Une partie de l'hôtel de ville de Woodstock est visible derrière un accueillant château d'eau.
Cette histoire contient des spoilers surVille S.
Ann Stone, bibliothécaire municipale de Woodstock, Alabama, manque rarement l'église. Pourtant, il y a quelques semaines, par hasard, elle l'a fait. Le lendemain, en route pour son travail, Stone, qui a enseigné à l'école primaire à Woodstock pendant 30 ans avant de changer de profession, a filmé une interview de NPR mettant en vedette quelqu'un discutant de l'Alabama. Ses oreilles se dressèrent. Puis elle entendit une voix qu'elle reconnut mais qu'elle ne parvenait pas à localiser. Au moment où elle arrivait dans le parking en gravier de la bibliothèque, elle entendit le producteur parler du comté de Bibb, où se trouve Woodstock.

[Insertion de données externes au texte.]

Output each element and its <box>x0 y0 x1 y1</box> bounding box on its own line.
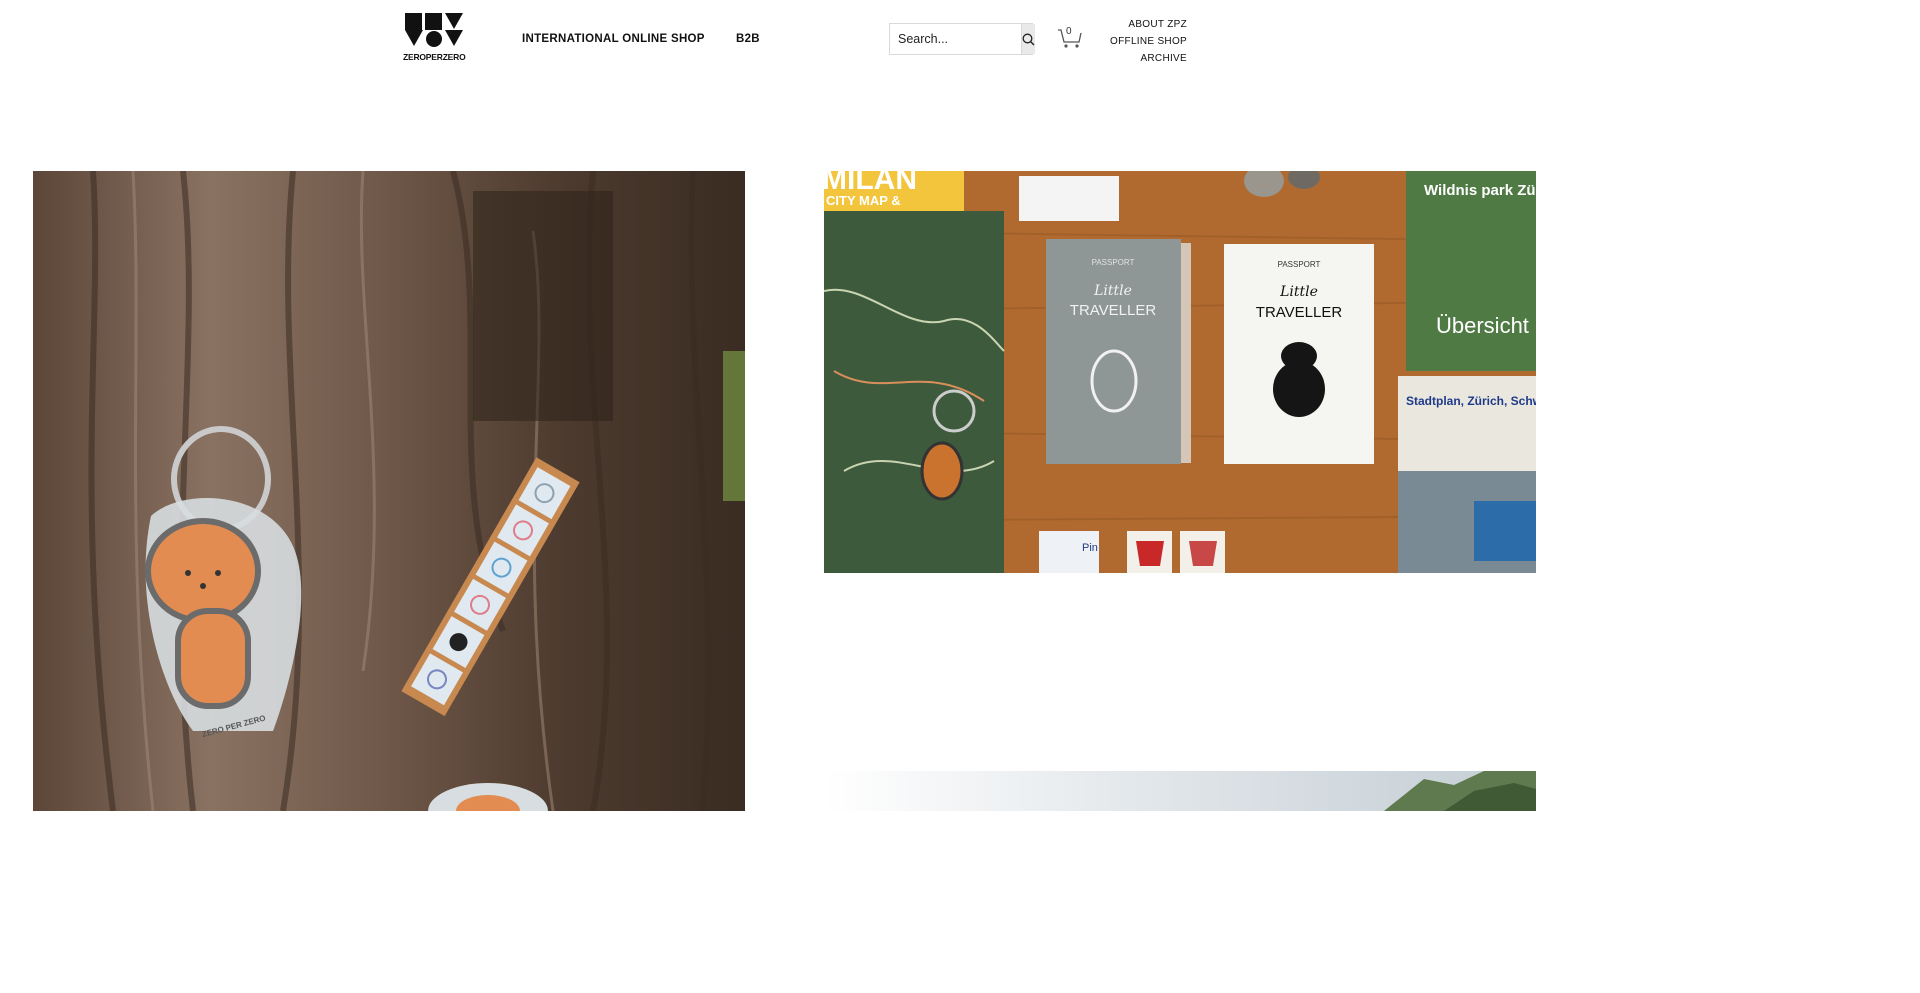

«Je me suis précipitée à l'intérieur pour chercher sur Google», se souvient-elle. Elle a découvert que la voix appartenait à John B. McLemore, qui vivait à Woodstock jusqu'à son suicide il y a deux ans. «J'ai appelé un de mes amis, avec qui je vais à l'église, à ce sujet», explique Stone. "Et elle a dit: 'Oh, tu parles deVille de merde.'» Sachant que son amie n'écoutait pas NPR, Stone a demandé comment elle le savait. Son amie lui a dit : « Ils en parlaient à l'église hier. »
«Rappelez-moi de ne plus jamais manquer l'église», dit Stone avec un sourire triste.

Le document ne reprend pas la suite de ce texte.